My judgement on the situation is that medical errors are not new and can happen to children every day. The trauma situation would have been better handled if the dentist understood the dimensions and drivers of quality in diagnosis and treatment. The case taught me that dentists do not have sufficient knowledge and training on dental trauma prevention and treatment guidelines which affect the patient’s safety. The good thing is that the dentist was willing to undergo training to improve his decisions on interventions, treatments, regimen, minimal restoration, patients’ risk status and causal factors. The experience motivated me to create and propose quality improvement strategies for my organization in dental trauma issues.

Stage 4: Analysis

Break the event down into its component parts so they can be explored separately. You may need to ask more detailed questions about the answers to the last stage. You should include what went well, what did you do well, what did others do well, what went wrong or did not turn out how it should have done, in what way did you or others contribute to this.

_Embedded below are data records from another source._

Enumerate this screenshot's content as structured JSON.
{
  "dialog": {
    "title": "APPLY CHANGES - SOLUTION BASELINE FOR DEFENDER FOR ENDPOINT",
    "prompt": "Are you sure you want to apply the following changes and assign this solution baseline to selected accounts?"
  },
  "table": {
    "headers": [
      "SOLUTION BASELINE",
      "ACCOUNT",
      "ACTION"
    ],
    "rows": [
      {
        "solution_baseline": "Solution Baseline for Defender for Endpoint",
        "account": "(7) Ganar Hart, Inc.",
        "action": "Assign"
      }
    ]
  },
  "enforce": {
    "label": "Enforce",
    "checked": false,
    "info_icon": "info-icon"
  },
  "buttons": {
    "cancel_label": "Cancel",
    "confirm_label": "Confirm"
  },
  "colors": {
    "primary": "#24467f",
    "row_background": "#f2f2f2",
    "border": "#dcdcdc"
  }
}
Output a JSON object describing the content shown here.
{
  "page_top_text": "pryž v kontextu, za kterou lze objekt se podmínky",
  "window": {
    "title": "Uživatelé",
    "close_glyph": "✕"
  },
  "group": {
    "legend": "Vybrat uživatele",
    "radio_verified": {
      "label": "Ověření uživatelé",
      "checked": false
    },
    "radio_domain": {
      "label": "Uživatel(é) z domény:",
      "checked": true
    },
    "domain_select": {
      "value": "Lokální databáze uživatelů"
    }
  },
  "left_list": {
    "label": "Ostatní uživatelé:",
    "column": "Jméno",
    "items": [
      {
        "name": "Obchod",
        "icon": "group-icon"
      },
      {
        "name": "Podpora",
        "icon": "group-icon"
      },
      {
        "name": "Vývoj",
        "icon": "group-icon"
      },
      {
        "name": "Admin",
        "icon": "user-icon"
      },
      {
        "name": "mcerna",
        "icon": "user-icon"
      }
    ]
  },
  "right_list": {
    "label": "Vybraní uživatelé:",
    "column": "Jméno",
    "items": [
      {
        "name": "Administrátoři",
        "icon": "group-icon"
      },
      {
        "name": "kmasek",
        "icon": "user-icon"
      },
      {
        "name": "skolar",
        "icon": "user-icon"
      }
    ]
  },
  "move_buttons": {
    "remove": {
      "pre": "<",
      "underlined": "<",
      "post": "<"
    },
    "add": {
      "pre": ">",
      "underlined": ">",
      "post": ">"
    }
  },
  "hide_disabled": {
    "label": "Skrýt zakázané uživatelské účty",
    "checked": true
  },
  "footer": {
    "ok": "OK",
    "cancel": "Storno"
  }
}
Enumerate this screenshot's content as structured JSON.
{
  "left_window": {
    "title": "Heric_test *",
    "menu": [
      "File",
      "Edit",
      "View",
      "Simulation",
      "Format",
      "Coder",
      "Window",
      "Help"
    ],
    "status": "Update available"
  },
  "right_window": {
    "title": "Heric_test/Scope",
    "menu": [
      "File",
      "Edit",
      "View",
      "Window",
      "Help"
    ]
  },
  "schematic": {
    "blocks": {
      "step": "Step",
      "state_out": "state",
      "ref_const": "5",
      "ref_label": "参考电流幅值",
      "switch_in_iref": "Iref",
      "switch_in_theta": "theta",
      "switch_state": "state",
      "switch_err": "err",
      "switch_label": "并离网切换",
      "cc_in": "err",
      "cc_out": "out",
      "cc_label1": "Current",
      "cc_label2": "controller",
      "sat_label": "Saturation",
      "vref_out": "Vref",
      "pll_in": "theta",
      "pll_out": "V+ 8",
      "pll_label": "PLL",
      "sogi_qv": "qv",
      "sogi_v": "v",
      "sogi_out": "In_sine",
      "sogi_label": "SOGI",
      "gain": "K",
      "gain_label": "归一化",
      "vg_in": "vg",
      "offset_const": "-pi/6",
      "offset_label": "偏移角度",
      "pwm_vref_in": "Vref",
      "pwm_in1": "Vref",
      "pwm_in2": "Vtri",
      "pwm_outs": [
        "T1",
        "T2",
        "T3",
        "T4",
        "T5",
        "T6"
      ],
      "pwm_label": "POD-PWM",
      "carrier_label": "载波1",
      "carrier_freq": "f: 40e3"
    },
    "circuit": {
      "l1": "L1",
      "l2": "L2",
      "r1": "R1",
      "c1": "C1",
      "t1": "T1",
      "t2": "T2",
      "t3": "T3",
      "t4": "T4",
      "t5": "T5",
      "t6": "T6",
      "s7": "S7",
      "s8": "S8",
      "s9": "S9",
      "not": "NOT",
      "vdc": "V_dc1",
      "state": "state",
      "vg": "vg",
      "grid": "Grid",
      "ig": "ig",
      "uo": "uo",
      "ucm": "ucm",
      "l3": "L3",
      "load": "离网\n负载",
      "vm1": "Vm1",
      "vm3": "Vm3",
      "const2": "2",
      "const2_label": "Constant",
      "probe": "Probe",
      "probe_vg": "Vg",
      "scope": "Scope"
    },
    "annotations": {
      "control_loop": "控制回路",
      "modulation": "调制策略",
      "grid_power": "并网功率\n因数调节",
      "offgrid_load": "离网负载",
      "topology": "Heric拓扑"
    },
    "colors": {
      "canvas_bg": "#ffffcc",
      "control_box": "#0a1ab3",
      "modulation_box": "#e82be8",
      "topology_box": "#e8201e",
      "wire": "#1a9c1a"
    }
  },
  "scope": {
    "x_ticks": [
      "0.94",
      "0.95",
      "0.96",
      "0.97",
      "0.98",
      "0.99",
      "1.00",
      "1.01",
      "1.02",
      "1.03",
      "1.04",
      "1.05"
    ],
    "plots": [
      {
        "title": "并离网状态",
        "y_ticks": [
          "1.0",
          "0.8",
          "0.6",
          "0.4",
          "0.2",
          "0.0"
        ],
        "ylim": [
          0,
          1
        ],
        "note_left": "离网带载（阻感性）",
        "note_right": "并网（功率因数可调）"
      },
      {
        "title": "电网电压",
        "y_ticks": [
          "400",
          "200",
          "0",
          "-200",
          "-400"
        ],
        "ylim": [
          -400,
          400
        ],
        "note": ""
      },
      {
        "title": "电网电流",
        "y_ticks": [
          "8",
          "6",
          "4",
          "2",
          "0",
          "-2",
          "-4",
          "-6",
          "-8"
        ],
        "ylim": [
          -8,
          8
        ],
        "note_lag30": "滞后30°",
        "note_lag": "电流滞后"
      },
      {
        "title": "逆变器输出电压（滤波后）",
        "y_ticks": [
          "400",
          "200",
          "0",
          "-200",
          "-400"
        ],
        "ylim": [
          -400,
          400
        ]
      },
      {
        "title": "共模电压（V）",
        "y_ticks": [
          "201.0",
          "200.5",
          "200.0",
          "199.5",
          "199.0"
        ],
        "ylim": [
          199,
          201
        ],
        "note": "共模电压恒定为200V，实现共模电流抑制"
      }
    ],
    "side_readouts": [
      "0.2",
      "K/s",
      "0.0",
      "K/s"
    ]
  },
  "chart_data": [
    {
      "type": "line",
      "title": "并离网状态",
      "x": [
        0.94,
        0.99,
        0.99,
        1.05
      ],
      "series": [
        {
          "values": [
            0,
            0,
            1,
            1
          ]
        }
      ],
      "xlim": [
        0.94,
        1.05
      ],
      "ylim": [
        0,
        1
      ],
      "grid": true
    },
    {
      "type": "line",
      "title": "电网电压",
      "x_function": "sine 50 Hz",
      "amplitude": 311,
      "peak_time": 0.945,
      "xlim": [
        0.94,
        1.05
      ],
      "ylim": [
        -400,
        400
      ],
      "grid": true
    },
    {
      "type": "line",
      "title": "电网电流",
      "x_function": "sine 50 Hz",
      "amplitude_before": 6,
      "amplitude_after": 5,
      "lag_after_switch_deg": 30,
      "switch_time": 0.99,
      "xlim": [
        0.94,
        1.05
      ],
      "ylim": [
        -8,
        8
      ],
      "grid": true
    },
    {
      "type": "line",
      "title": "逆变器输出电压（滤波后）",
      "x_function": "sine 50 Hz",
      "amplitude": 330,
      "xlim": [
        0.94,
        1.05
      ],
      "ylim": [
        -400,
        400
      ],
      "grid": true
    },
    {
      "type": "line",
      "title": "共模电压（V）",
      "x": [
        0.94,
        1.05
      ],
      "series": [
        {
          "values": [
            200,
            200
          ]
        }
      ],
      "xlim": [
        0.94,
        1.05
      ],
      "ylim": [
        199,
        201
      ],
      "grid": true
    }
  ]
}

The child dental trauma results in loss of permanent anterior tooth, which will affecting the child’s psychology functional activity and aesthetics. What went well is that the organization later implemented the American Academy of Paediatric Dentistry (AAPD) guidelines on dental trauma management. Other dentists benefited from this experience because their awareness of safety and quality control became apparent.

I realized that my contribution to prevent the occurrence of such incidences in the future is to encourage teamwork so that the safety of the patient assured and risk of teeth loss due to malpractice decreased. As the head of school children dental centre, I will improve quality control measures by evaluating health education and prevention procedures done by the organization’s teams.

Stage 5: Conclusion

This differs from the evaluation stage in that now you have explored the issue from different angles and have a lot of information to base your judgement. Here you need to develop insight into you own and other people’s behaviour in terms of how they contributed to the outcome of the event. Remember the purpose of reflection is to learn from an experience. Without detailed analysis and honest exploration that occurs during all the previous stages, it is unlikely that all aspects of the event will be taken into account and therefore valuable opportunities for learning can be missed. During this stage you should ask yourself what you could have done differently.

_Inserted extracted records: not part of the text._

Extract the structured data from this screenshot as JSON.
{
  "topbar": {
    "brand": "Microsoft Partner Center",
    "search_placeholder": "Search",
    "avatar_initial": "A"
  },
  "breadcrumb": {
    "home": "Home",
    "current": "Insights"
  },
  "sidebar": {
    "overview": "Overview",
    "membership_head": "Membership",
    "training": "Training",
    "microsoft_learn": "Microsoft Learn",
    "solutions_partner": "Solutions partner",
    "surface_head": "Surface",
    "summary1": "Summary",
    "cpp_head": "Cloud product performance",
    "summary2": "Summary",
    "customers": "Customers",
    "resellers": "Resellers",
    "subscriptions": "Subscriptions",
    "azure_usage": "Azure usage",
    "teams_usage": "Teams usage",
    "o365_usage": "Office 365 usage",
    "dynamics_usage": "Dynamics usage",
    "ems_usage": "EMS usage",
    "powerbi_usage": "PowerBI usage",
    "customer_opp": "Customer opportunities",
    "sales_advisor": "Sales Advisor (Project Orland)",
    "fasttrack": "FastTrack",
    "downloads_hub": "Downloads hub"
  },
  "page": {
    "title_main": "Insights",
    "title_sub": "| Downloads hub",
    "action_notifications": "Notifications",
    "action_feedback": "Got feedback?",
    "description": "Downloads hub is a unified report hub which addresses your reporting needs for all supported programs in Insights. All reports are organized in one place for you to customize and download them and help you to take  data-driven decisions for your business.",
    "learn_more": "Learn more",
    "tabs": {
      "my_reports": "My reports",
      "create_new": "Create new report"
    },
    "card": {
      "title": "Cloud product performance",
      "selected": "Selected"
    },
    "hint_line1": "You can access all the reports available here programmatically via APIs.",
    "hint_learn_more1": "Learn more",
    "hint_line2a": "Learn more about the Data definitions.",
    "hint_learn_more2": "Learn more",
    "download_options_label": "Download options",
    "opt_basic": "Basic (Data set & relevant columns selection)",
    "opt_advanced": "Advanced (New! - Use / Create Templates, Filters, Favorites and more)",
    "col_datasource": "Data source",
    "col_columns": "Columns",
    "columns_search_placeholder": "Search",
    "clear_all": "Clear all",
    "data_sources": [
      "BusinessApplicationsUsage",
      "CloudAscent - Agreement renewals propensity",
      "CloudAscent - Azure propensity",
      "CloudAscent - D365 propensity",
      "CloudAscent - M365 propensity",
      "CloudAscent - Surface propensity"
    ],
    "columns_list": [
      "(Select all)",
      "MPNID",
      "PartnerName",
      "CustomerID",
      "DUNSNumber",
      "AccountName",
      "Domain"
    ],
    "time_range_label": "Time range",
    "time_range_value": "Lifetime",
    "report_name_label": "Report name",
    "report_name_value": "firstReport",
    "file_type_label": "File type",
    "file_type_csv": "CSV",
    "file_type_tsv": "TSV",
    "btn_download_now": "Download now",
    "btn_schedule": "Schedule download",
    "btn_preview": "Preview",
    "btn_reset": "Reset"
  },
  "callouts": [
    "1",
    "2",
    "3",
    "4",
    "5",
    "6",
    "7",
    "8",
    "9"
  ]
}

Based on what happened, the steps towards education in the field of trauma management should have been implemented much earlier specially to general practitioners in polyclinics and primary care centres. The experience shows that lower levels of knowledge and inexperience can adversely affect the service quality. However, training and teamwork is paramount to a safe, efficient and patient-centred care. In addition, dentists should ensure healing relationships with patients by providing customize care and inform patients on methods of managing their oral healthcare and how to prevent dental trauma and how to deal with it if it happened.

Stage 6: Action plan

During this stage you should think yourself forward into encountering the event again and to plan what you would do – would you act differently or would you be likely to do the same?

I plan to propose a safety framework addressing health issues on education, prevention and treatment. This framework suggests that my organization should engineer their processes to meet changes, manage knowledge and talent through training, develop effective teams and coordinate care across patients, referral clinics and services. To prevent similar future occurrences, I propose open communication between parents, teachers, care givers and clinicians to educate them how to prevent and deal with these injuries and arranging scientific courses to help the clinicians to take evidence-based decisions.